Authors

Hazem Mostafa Mahmoud Samy

Amer Mohamed Amer Mohamed

Mohamed Amin Abdelaziz Mohamed

Adham Samir Mohamed ElShehaat

Dr. Eslam Amer

Eng.Youssef Talaat

Publishing Date

2 December 2021

Abstract

The rising increase of malicious software poses a threat of an immense nature, whereas the reciprocating of data is not limited to personal daily transactions, but dwelled deeply within large enterprises and organizations. The purpose of this project is to achieve a new approach in detecting mimicry malware that disguises itself to resemble a valid software to bypass the conventional antiviruses which are mainly signature-based anti-viruses. The proposed antivirus would follow a dynamic analysis interpretation of detecting malicious software using machine learning techniques, thus evolving and adapting to the ever-changing process of formation of malware.
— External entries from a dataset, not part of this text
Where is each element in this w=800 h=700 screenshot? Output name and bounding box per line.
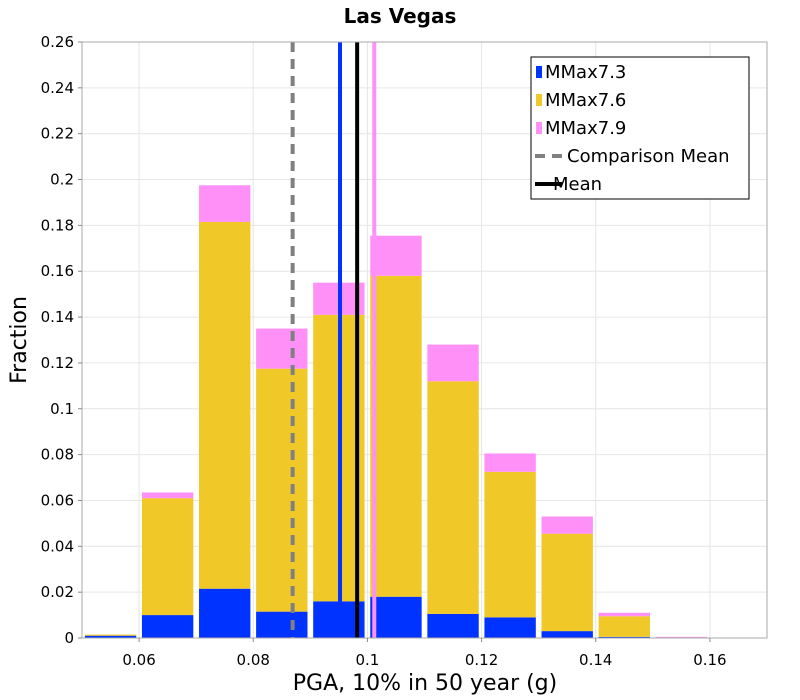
legend-label: MMax7.9 [545, 118, 626, 139]
x-tick-label: 0.12 [465, 651, 498, 669]
bar-mmax79-9 [598, 612, 650, 617]
bar-mmax79-5 [370, 235, 422, 276]
x-tick-label: 0.1 [355, 651, 379, 669]
y-tick-label: 0.02 [41, 583, 74, 601]
legend-swatch [536, 122, 542, 134]
legend-swatch [536, 94, 542, 106]
bar-mmax73-3 [256, 611, 308, 638]
y-tick-label: 0.1 [50, 400, 74, 418]
y-tick-label: 0.04 [41, 537, 74, 555]
bar-mmax76-8 [541, 533, 593, 632]
legend-label: Comparison Mean [567, 146, 730, 167]
y-tick-label: 0.18 [41, 216, 74, 234]
y-axis-ticks: 0 0.02 0.04 0.06 0.08 0.1 0.12 0.14 0.16 0.18 0.2 0… [41, 33, 82, 647]
y-tick-label: 0.12 [41, 354, 74, 372]
legend-label: MMax7.6 [545, 90, 626, 111]
y-tick-label: 0.2 [50, 171, 74, 189]
bar-mmax76-7 [484, 471, 536, 618]
bar-mmax73-8 [541, 631, 593, 638]
bar-mmax79-7 [484, 453, 536, 472]
bar-mmax76-5 [370, 275, 422, 597]
y-tick-label: 0 [64, 629, 74, 647]
x-axis-title: PGA, 10% in 50 year (g) [293, 671, 557, 696]
bars-group [84, 185, 708, 638]
bar-mmax73-7 [484, 617, 536, 638]
bar-mmax73-6 [427, 613, 479, 638]
y-tick-label: 0.06 [41, 491, 74, 509]
bar-mmax76-3 [256, 368, 308, 612]
bar-mmax79-8 [541, 516, 593, 534]
y-tick-label: 0.16 [41, 262, 74, 280]
y-tick-label: 0.08 [41, 446, 74, 464]
x-tick-label: 0.14 [579, 651, 612, 669]
bar-mmax73-2 [199, 588, 251, 638]
legend-box [530, 56, 750, 200]
x-tick-label: 0.16 [693, 651, 726, 669]
bar-mmax73-0 [84, 635, 137, 638]
chart-title: Las Vegas [344, 4, 457, 28]
bar-mmax76-0 [84, 634, 137, 636]
bar-mmax73-1 [141, 615, 194, 638]
x-tick-label: 0.08 [237, 651, 270, 669]
bar-mmax73-9 [598, 636, 650, 638]
bar-mmax79-1 [141, 492, 194, 499]
vertical-lines-group [290, 42, 377, 638]
bar-mmax76-1 [141, 498, 194, 616]
bar-mmax76-9 [598, 616, 650, 637]
legend-label: Mean [553, 174, 602, 195]
legend-swatch [536, 66, 542, 78]
y-tick-label: 0.22 [41, 125, 74, 143]
y-tick-label: 0.26 [41, 33, 74, 51]
legend: MMax7.3 MMax7.6 MMax7.9 Comparison Mean Mean [530, 56, 750, 200]
plot-area-border [81, 41, 768, 639]
y-axis-title: Fraction [7, 296, 32, 384]
x-axis-ticks: 0.06 0.08 0.1 0.12 0.14 0.16 [122, 638, 727, 669]
x-tick-label: 0.06 [122, 651, 155, 669]
bar-mmax79-3 [256, 328, 308, 369]
bar-mmax79-2 [199, 185, 251, 222]
bar-mmax76-2 [199, 221, 251, 589]
legend-label: MMax7.3 [545, 62, 626, 83]
bar-mmax79-6 [427, 344, 479, 382]
bar-mmax73-5 [370, 596, 422, 638]
bar-mmax76-6 [427, 381, 479, 614]
bar-mmax79-10 [655, 636, 708, 638]
y-tick-label: 0.24 [41, 79, 74, 97]
y-tick-label: 0.14 [41, 308, 74, 326]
1.1 Purpose of this document

The main aim of the document is to outline the specifications and main functionalities of the system , illustrating the stages of development our system would go through ,providing a high level overview describing the intended final software product ,and a low level overview describing how would the model function to detect malware based on the dynamic approach.

1.2 Scope of this document

This document provides the detailed functional and non-functional requirements as well as the main functionalities of our system, which is detecting mimicry malware on windows operating system. It will also provide in-depth descriptions of the system’s architecture, processes and the different stages the system goes through.

1.3 System Overview

Our input is the API calls sequence which is considered as a dynamic feature.

In the processing part , we’ll be using TF-IDF (term frequency inverse document frequency) in order to calculate how relevant each word ( API Sequence) for a document in a collection of documents.

Then we’ll apply word embedding using the WORD2VEC algorithm in order to find the most relevant APIs to each other.

The above techniques will produce two matrices which will be inserted into a swarm intelligence algorithm specifically ant colony optimization which will produce a new weighted matrix.

We’ll use Networkx API in order to draw a directed weighted graph for malware and goodware , which will be considered the pattern that represents either goodware or malware.

We’ll use graph embedding techniques to compare between the graph of a suspicious program with the two graphs we previously drawn in order to classify it as either malware or goodware by finding the similarities between them.

The features extracted will be inserted into a three layered MLP for classification.

1.4 System Scope

The system will implement malware analysis through a dynamic approach rather the traditional static approach used in most antivirus programs. API call sequences of the selected program will be used along with NLP and accordingly using machine learning and deep learning to identify mimicry malware.